Pristimantis altae
- Conservation status: Least Concern (IUCN 3.1)

Scientific classification
- Kingdom: Animalia
- Phylum: Chordata
- Class: Amphibia
- Order: Anura
- Family: Strabomantidae
- Genus: Pristimantis
- Species: P. altae
- Binomial name: Pristimantis altae (Dunn, 1942)
- Synonyms: Eleutherodactylus altae Dunn, 1942;

= Pristimantis altae =

- Authority: (Dunn, 1942)
- Conservation status: LC
- Synonyms: Eleutherodactylus altae Dunn, 1942

Species of amphibian

Pristimantis altae, also known as mountain robber frog, is a species of rain frog in the family Strabomantidae with a bright coral-coloured groin. It is found in Costa Rica and Panama.

==Taxonomy==
The species and its defining holotype were first collected on the Atlantic slope of Costa Rica below the highest reach of a mountain pass between Barva and Irazú at approximately 4000 feet (2860m), on a mountain slope in El Guarco, Cartago Province.

It was formerly known as Eleutherodactylus altae and was classified in the subgenus Eleutherodactylus by John D. Lynch in 1996. Hedges, Duellman and Heinicke classified it under subgenus Hypodictyon in 2008. Savage (1980) classified it in the Eleutherodactylus cruentus group (which was considered a subset of the E. unistrigatus group). Lynch and Duellman (1997) considered it to be in the E. unistrigatus group of the Eleutherodactylus (Eleutherodactylus) martinicensis series. Savage (2002) placed it in the E. cruentatus group of his newly redefined E. martinicensis series. Hedges, Duellman, and Heinicke (2008) then placed it in the Pristimantis (Hypodictyon) ridens series. Padial, Grant, and Frost (2014) finally recommended not to attempt placing it in a species grouping.

==Description==
This is a small frog; the males measure to 23.5mm, while the females 27mm. The back is covered in tiny bumps and the colour of it can vary from dark grey to black, sometimes but not always with tiny white speckles. The stomach and lower surface is dark brown. The eye has a copper-coloured iris.

This species is distinguished by its bright coral-coloured groin. This colour extends up the front of the thigh in the form of dots, and also on the rear thigh as dots in a slightly more reddish-orange colour.

This frog is thought likely to not make a mating call. It has a karyotype of 2n = 26.

==Distribution==
It occurs throughout the northern section of the Cordillera Central of Costa Rica at mid-altitudes, and throughout the eastern Caribbean seaboard of this country, on the slopes of the Cordillera de Talamanca down to almost sea level, from near the Nicaraguan border southward to north-westernmost Panama in La Amistad International Park.

It was initially believed it to be endemic to Costa Rica.

==Ecology==
The habitats favoured by Pristimantis altae are tropical, humid, lowland and premontane forests and rainforests. It has been found at elevations of 60 to 1245m. According to Savage (2002), himself citing earlier studies, this species hides during the day in bromeliads as well as amongst leaf litter on the forest floor, and is found moving actively on low vegetation during the night.

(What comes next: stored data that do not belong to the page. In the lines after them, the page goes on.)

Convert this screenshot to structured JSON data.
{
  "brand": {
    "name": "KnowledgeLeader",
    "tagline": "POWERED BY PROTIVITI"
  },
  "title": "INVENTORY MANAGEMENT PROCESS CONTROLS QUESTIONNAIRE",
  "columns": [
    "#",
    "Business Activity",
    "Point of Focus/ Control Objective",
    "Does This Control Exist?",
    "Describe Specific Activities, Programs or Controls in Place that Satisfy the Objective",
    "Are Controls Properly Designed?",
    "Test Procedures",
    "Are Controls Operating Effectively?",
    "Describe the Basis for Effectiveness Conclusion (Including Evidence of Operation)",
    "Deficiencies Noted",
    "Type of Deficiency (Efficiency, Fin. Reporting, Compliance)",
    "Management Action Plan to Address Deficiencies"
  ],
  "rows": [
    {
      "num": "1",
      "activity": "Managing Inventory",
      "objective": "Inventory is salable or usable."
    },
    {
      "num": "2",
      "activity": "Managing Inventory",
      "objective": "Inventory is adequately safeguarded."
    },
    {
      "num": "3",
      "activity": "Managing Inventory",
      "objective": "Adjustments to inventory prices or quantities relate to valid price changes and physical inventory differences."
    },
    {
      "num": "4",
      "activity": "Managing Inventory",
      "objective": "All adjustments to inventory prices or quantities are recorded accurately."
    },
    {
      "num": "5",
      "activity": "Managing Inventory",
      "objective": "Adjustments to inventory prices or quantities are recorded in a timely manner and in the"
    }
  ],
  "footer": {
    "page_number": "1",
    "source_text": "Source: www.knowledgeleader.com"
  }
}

Although it is not confirmed in this species, it is thought to be a frog which lays its eggs directly on moist substrate on land, possibly on vegetation. It is thought to be a "direct developer", with the species skipping a tadpole stage, the eggs hatching directly into juvenile frogs.

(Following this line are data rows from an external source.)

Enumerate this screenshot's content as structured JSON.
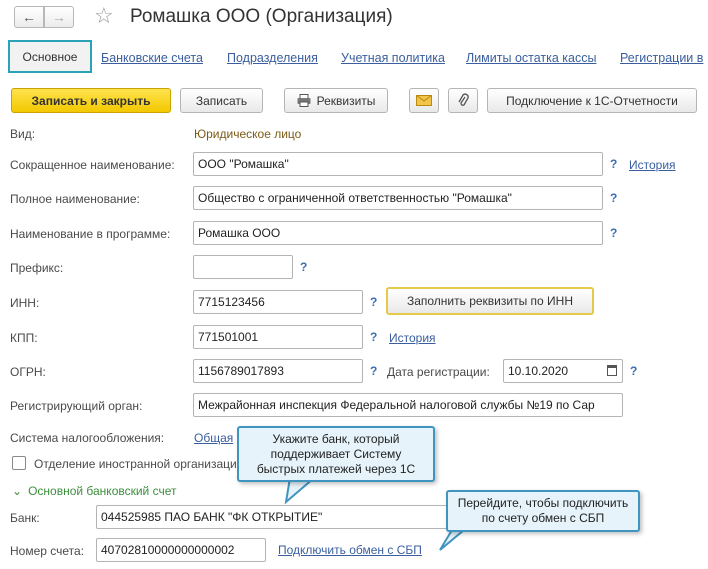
{
  "header": {
    "back_glyph": "←",
    "forward_glyph": "→",
    "title": "Ромашка ООО (Организация)"
  },
  "tabs": [
    {
      "label": "Основное",
      "active": true
    },
    {
      "label": "Банковские счета"
    },
    {
      "label": "Подразделения"
    },
    {
      "label": "Учетная политика"
    },
    {
      "label": "Лимиты остатка кассы"
    },
    {
      "label": "Регистрации в"
    }
  ],
  "toolbar": {
    "save_close": "Записать и закрыть",
    "save": "Записать",
    "requisites": "Реквизиты",
    "connect": "Подключение к 1С-Отчетности"
  },
  "form": {
    "vid_label": "Вид:",
    "vid_value": "Юридическое лицо",
    "short_name_label": "Сокращенное наименование:",
    "short_name_value": "ООО \"Ромашка\"",
    "full_name_label": "Полное наименование:",
    "full_name_value": "Общество с ограниченной ответственностью \"Ромашка\"",
    "program_name_label": "Наименование в программе:",
    "program_name_value": "Ромашка ООО",
    "prefix_label": "Префикс:",
    "prefix_value": "",
    "inn_label": "ИНН:",
    "inn_value": "7715123456",
    "fill_by_inn": "Заполнить реквизиты по ИНН",
    "kpp_label": "КПП:",
    "kpp_value": "771501001",
    "ogrn_label": "ОГРН:",
    "ogrn_value": "1156789017893",
    "reg_date_label": "Дата регистрации:",
    "reg_date_value": "10.10.2020",
    "reg_organ_label": "Регистрирующий орган:",
    "reg_organ_value": "Межрайонная инспекция Федеральной налоговой службы №19 по Сар",
    "tax_system_label": "Система налогообложения:",
    "tax_system_link": "Общая",
    "foreign_label": "Отделение иностранной организации",
    "history_link": "История",
    "help": "?"
  },
  "bank_section": {
    "title": "Основной банковский счет",
    "bank_label": "Банк:",
    "bank_value": "044525985 ПАО БАНК \"ФК ОТКРЫТИЕ\"",
    "account_label": "Номер счета:",
    "account_value": "40702810000000000002",
    "sbp_link": "Подключить обмен с СБП"
  },
  "callouts": {
    "bank_hint": [
      "Укажите банк, который",
      "поддерживает Систему",
      "быстрых платежей через 1С"
    ],
    "sbp_hint": [
      "Перейдите, чтобы подключить",
      "по счету обмен с СБП"
    ]
  },
  "colors": {
    "accent_tab_border": "#2aa3b6",
    "link": "#3a5e9e",
    "primary_button": "#f2c800",
    "callout_border": "#3f95c0",
    "callout_fill": "#e6f3fa"
  }
}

The only thing known about its diet is from Toft in 1981, who reported on dissecting a single individual to examine the stomach contents. These were said to be a few small arthropods.

==Conservation==
Pristimantis altae is considered threatened in Costa Rica. The IUCN rated its population status to be "least concern".

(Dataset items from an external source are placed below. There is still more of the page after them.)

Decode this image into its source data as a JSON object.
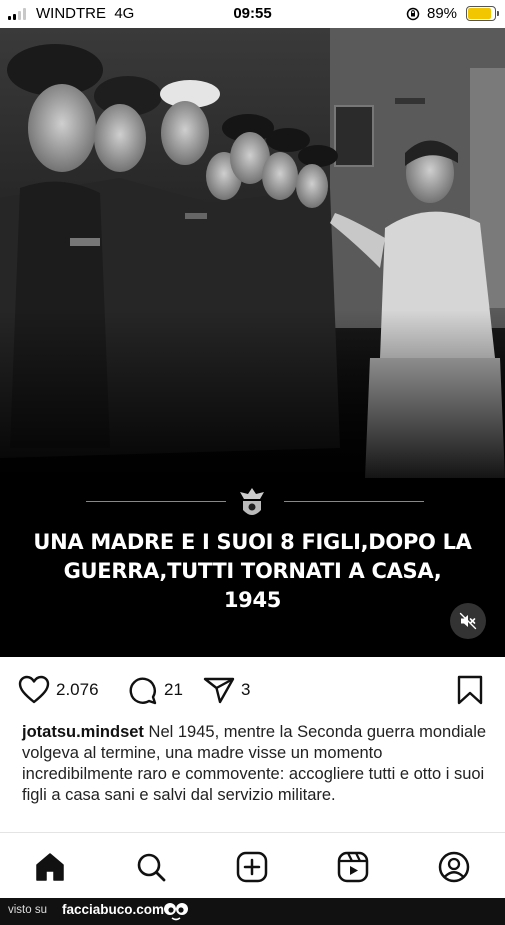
{
  "status_bar": {
    "carrier": "WINDTRE",
    "network": "4G",
    "time": "09:55",
    "battery": "89%",
    "battery_level": 0.89,
    "battery_color": "#f2c600"
  },
  "post": {
    "overlay_caption_line1": "UNA MADRE E I SUOI 8 FIGLI,DOPO LA",
    "overlay_caption_line2": "GUERRA,TUTTI TORNATI A CASA,",
    "overlay_caption_line3": "1945",
    "mute_icon": "speaker-muted-icon"
  },
  "actions": {
    "likes": "2.076",
    "comments": "21",
    "shares": "3"
  },
  "caption": {
    "username": "jotatsu.mindset",
    "text": "Nel 1945, mentre la Seconda guerra mondiale volgeva al termine, una madre visse un momento incredibilmente raro e commovente: accogliere tutti e otto i suoi figli a casa sani e salvi dal servizio militare."
  },
  "nav": {
    "items": [
      "home-icon",
      "search-icon",
      "create-icon",
      "reels-icon",
      "profile-icon"
    ]
  },
  "watermark": {
    "prefix": "visto su",
    "site": "facciabuco.com"
  }
}
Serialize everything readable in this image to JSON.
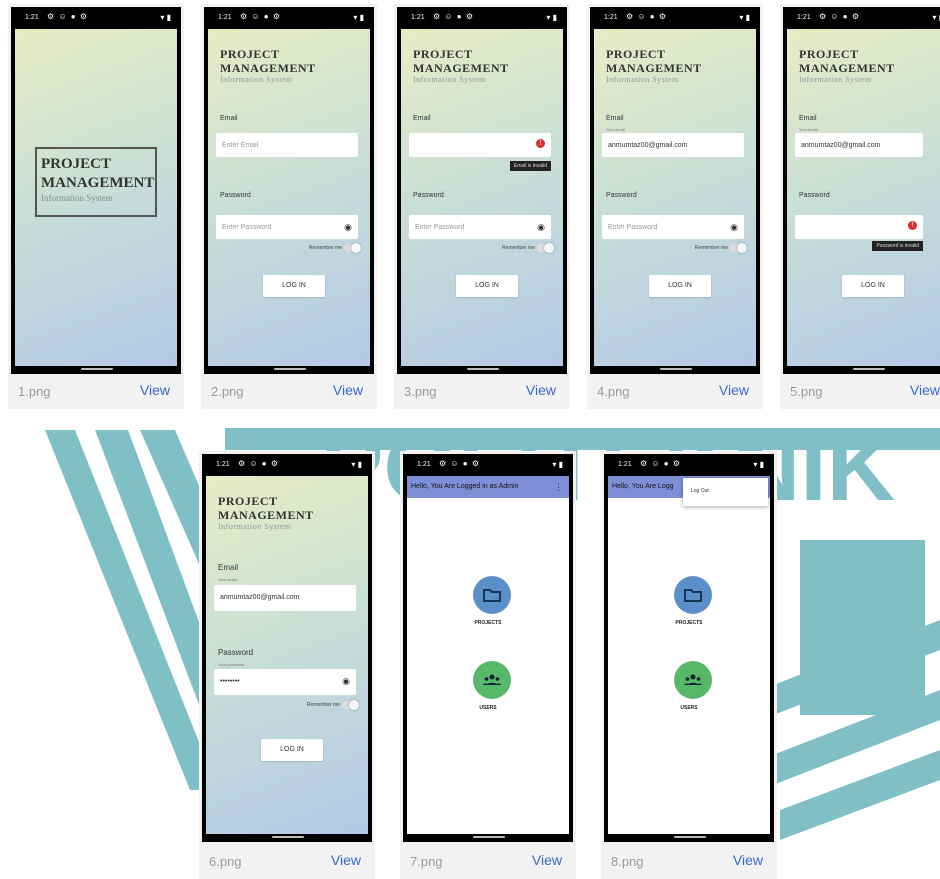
{
  "watermark": {
    "text": "POLITEKNIK",
    "color": "#7fbfc5"
  },
  "app": {
    "logo_line1": "PROJECT",
    "logo_line2": "MANAGEMENT",
    "logo_line3": "Information System",
    "email_label": "Email",
    "email_placeholder": "Enter Email",
    "email_floating_label": "Your email",
    "email_value": "anmumtaz00@gmail.com",
    "password_label": "Password",
    "password_placeholder": "Enter Password",
    "password_floating_label": "Your password",
    "password_value": "••••••••",
    "remember_label": "Remember me",
    "login_button": "LOG IN",
    "email_error": "Email is invalid",
    "password_error": "Password is invalid",
    "appbar_title": "Hello, You Are Logged in as Admin",
    "appbar_title_truncated": "Hello, You Are Logg",
    "menu_logout": "Log Out",
    "projects_label": "PROJECTS",
    "users_label": "USERS",
    "status_time": "1:21",
    "status_icons": "⚙ ☺ ● ⚙",
    "status_signal": "▾ ▮"
  },
  "cards": [
    {
      "file": "1.png",
      "view": "View"
    },
    {
      "file": "2.png",
      "view": "View"
    },
    {
      "file": "3.png",
      "view": "View"
    },
    {
      "file": "4.png",
      "view": "View"
    },
    {
      "file": "5.png",
      "view": "View"
    },
    {
      "file": "6.png",
      "view": "View"
    },
    {
      "file": "7.png",
      "view": "View"
    },
    {
      "file": "8.png",
      "view": "View"
    }
  ],
  "colors": {
    "accent": "#3a67c7",
    "appbar": "#7e8fd8",
    "projects_fab": "#5b8fc9",
    "users_fab": "#58b86a"
  }
}
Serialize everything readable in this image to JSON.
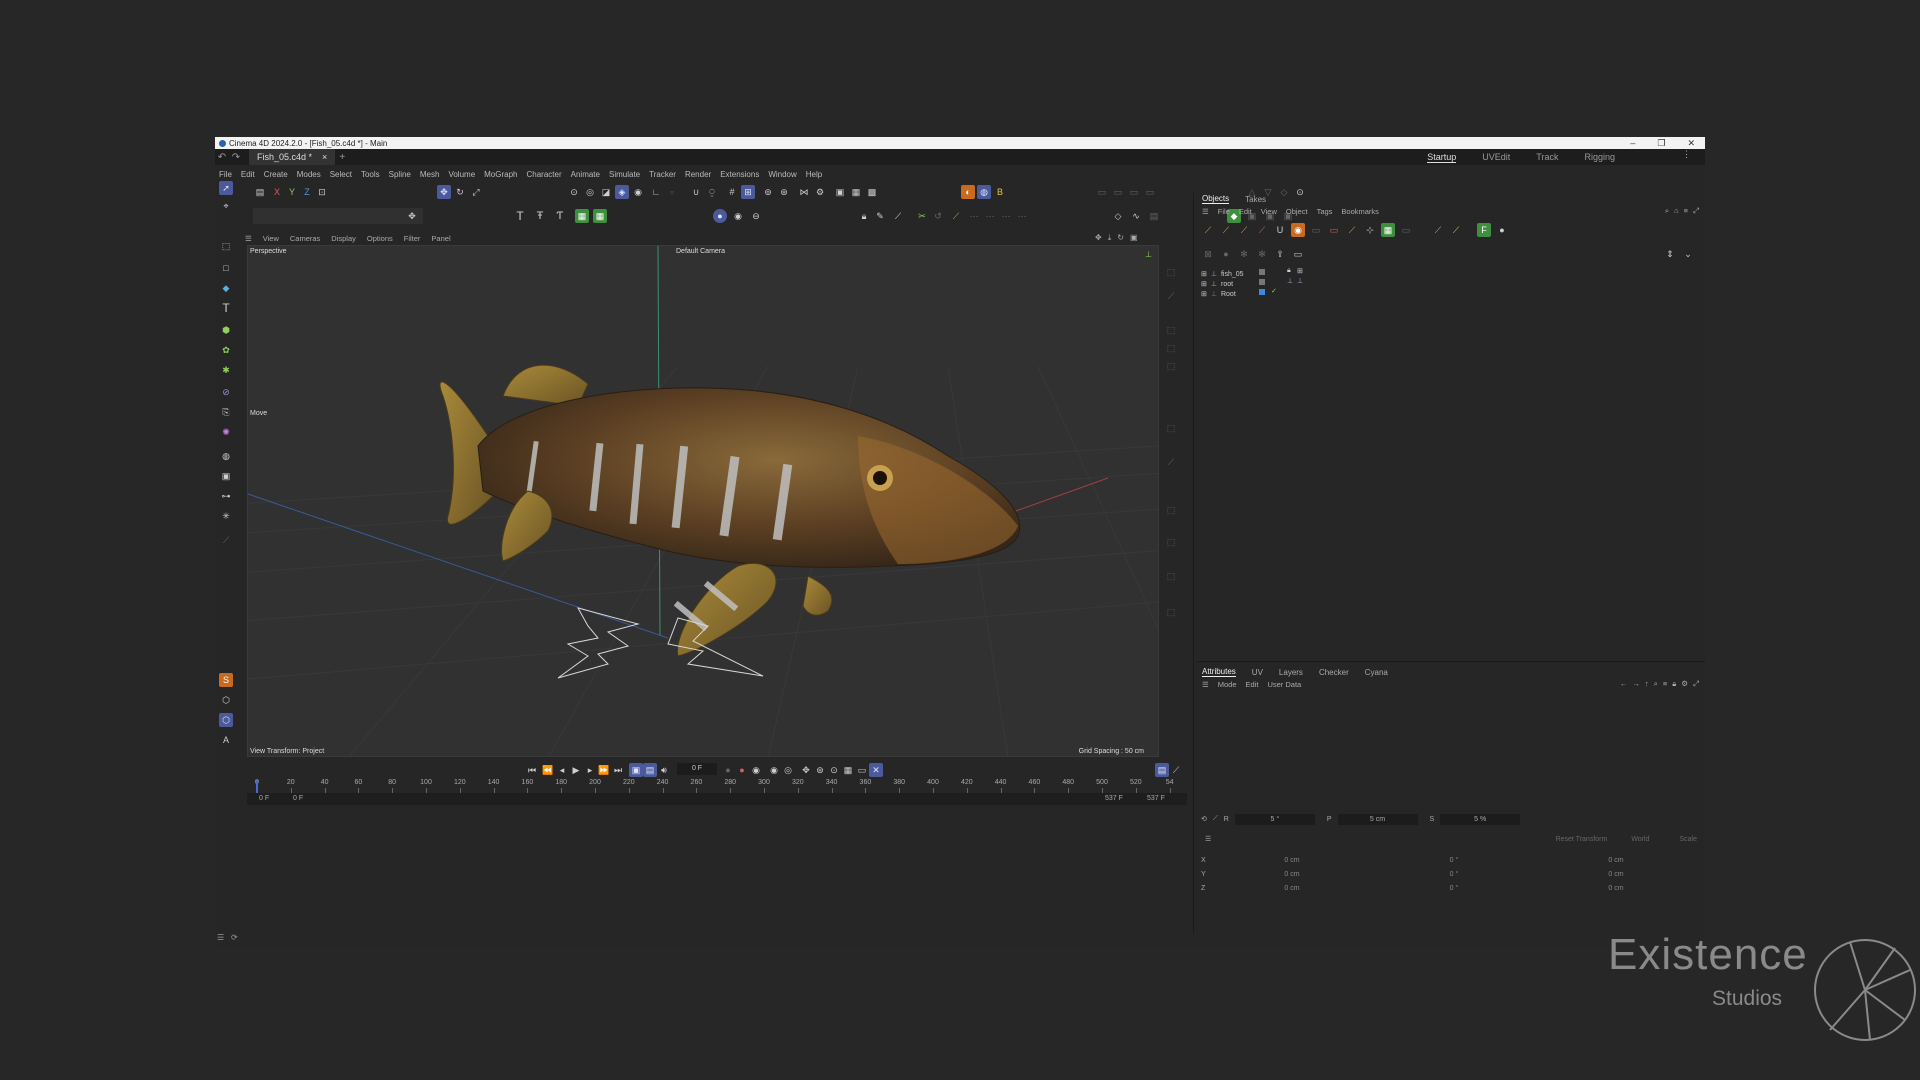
{
  "window": {
    "title": "Cinema 4D 2024.2.0 - [Fish_05.c4d *] - Main"
  },
  "tabs": {
    "doc_tab": "Fish_05.c4d *",
    "close": "×",
    "add": "+",
    "layouts": [
      "Startup",
      "UVEdit",
      "Track",
      "Rigging"
    ],
    "active_layout": "Startup"
  },
  "menu": [
    "File",
    "Edit",
    "Create",
    "Modes",
    "Select",
    "Tools",
    "Spline",
    "Mesh",
    "Volume",
    "MoGraph",
    "Character",
    "Animate",
    "Simulate",
    "Tracker",
    "Render",
    "Extensions",
    "Window",
    "Help"
  ],
  "axis_buttons": [
    "X",
    "Y",
    "Z"
  ],
  "viewport": {
    "menu": [
      "View",
      "Cameras",
      "Display",
      "Options",
      "Filter",
      "Panel"
    ],
    "name": "Perspective",
    "camera": "Default Camera",
    "tool": "Move",
    "view_transform": "View Transform: Project",
    "grid_spacing": "Grid Spacing : 50 cm"
  },
  "timeline": {
    "current_frame": "0 F",
    "start": "0 F",
    "start2": "0 F",
    "end": "537 F",
    "end2": "537 F",
    "ticks": [
      "0",
      "20",
      "40",
      "60",
      "80",
      "100",
      "120",
      "140",
      "160",
      "180",
      "200",
      "220",
      "240",
      "260",
      "280",
      "300",
      "320",
      "340",
      "360",
      "380",
      "400",
      "420",
      "440",
      "460",
      "480",
      "500",
      "520",
      "54"
    ]
  },
  "objects_panel": {
    "tabs": [
      "Objects",
      "Takes"
    ],
    "active_tab": "Objects",
    "menu": [
      "File",
      "Edit",
      "View",
      "Object",
      "Tags",
      "Bookmarks"
    ],
    "items": [
      {
        "name": "fish_05"
      },
      {
        "name": "root"
      },
      {
        "name": "Root"
      }
    ]
  },
  "attributes_panel": {
    "tabs": [
      "Attributes",
      "UV",
      "Layers",
      "Checker",
      "Cyana"
    ],
    "active_tab": "Attributes",
    "menu": [
      "Mode",
      "Edit",
      "User Data"
    ]
  },
  "coordinates": {
    "r_label": "R",
    "r_value": "5 °",
    "p_label": "P",
    "p_value": "5 cm",
    "s_label": "S",
    "s_value": "5 %",
    "reset": "Reset Transform",
    "space": "World",
    "mode": "Scale",
    "rows": [
      {
        "axis": "X",
        "pos": "0 cm",
        "rot": "0 °",
        "size": "0 cm"
      },
      {
        "axis": "Y",
        "pos": "0 cm",
        "rot": "0 °",
        "size": "0 cm"
      },
      {
        "axis": "Z",
        "pos": "0 cm",
        "rot": "0 °",
        "size": "0 cm"
      }
    ]
  },
  "watermark": {
    "title": "Existence",
    "subtitle": "Studios"
  },
  "colors": {
    "accent": "#4a5a9a",
    "viewport_bg": "#313131",
    "fish_body": "#6b4a26"
  }
}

It is rarely seen, but often present. According to the IUCN in 2004 it was threatened by habitat loss, but in 2008 it stated that while the frog does not appear to adapt well to modified habitats, it is not believed to be threatened, as it continues to be present where it has historically been reported, is relatively abundant within its known range, and the majority of its known distribution is protected within well-managed reserves.

It occurs in the Maquenque National Wildlife Refuge in Costa Rica at altitudes of 100 to 1200m. In Costa Rica it is regularly encountered by herpetologists at the Alberto Manuel Brenes Biological Reserve and the Monteverde Cloud Forest Reserve, and occurs in Braulio Carrillo National Park. It occurs in La Amistad International Park in both Costa Rica and Panama.